Glutamate is the major excitatory neurotransmitter in central nervous system (CNS) and acts via ionotropic (NMDA, kainate, and AMPA) and metabotropic glutamate receptors (mGluRs). During neuropathic pain, glutamatergic neurotransmission becomes elevated and impairs the antinociceptive effects of opioid drugs. It has been reported that spinal mGluRs can modulate nociception, and mGluR antagonists can potentiate the effects of morphine. To analyze the anatomical substrate underlying the interactions between mGluRs and μ opioid receptors, we employed multicolor immunofluorescence histochemistry on tissue sections of rat spinal cord and dorsal root ganglia (DRG). Polyclonal and mouse monoclonal antibodies were raised against recombinant mGluR1 (Group I), mGluR2 and mGluR3 (Group II), and mGluR8 (Group III) proteins. Rabbit monoclonal antibodies against the rat μ Opioid Receptor (OPRM1) were raised against a peptide immunogen from the N-terminal portion of the receptor.
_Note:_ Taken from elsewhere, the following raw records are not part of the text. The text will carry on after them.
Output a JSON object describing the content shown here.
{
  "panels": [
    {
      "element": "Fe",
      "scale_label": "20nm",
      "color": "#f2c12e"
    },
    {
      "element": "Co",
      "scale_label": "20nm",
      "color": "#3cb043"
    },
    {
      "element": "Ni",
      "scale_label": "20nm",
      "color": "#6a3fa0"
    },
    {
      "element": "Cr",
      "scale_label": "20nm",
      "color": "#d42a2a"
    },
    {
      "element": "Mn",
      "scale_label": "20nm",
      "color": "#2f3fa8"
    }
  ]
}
There was an overlap in mGluRs and OPRM1 expression in spinal cord dorsal horn, and we observed colocalization in some punctate profiles.  In the spinal cord dorsal horn, mGluRs were distributed to lamina I – III with more intense labeling in lamina II, whereas OPRM1 expression was observed mostly in lamina I – II, with higher staining density in lamina I.  Labeling of mGluR1, mGluR2, mGluR3, and mGluR8 in the DRG was more abundant in medium- and large-sized neurons as opposed to small-sized neurons, whereas labeling for OPRM1 was detected predominantly in small-sized neurons.  In the DRG, we observed colocalization of OPRM1 and mGluRs in small-sized neurons, but the frequency of this occurrence was different for the different mGluR subtypes.

Our data indicate that there is an anatomical overlap in distribution of OPRM1 and mGluRs in the spinal cord and DRG. Additionally, colocalization of OPRM1 and mGluRs in small-sized DRG neurons suggest there may be direct interactions between these two receptors.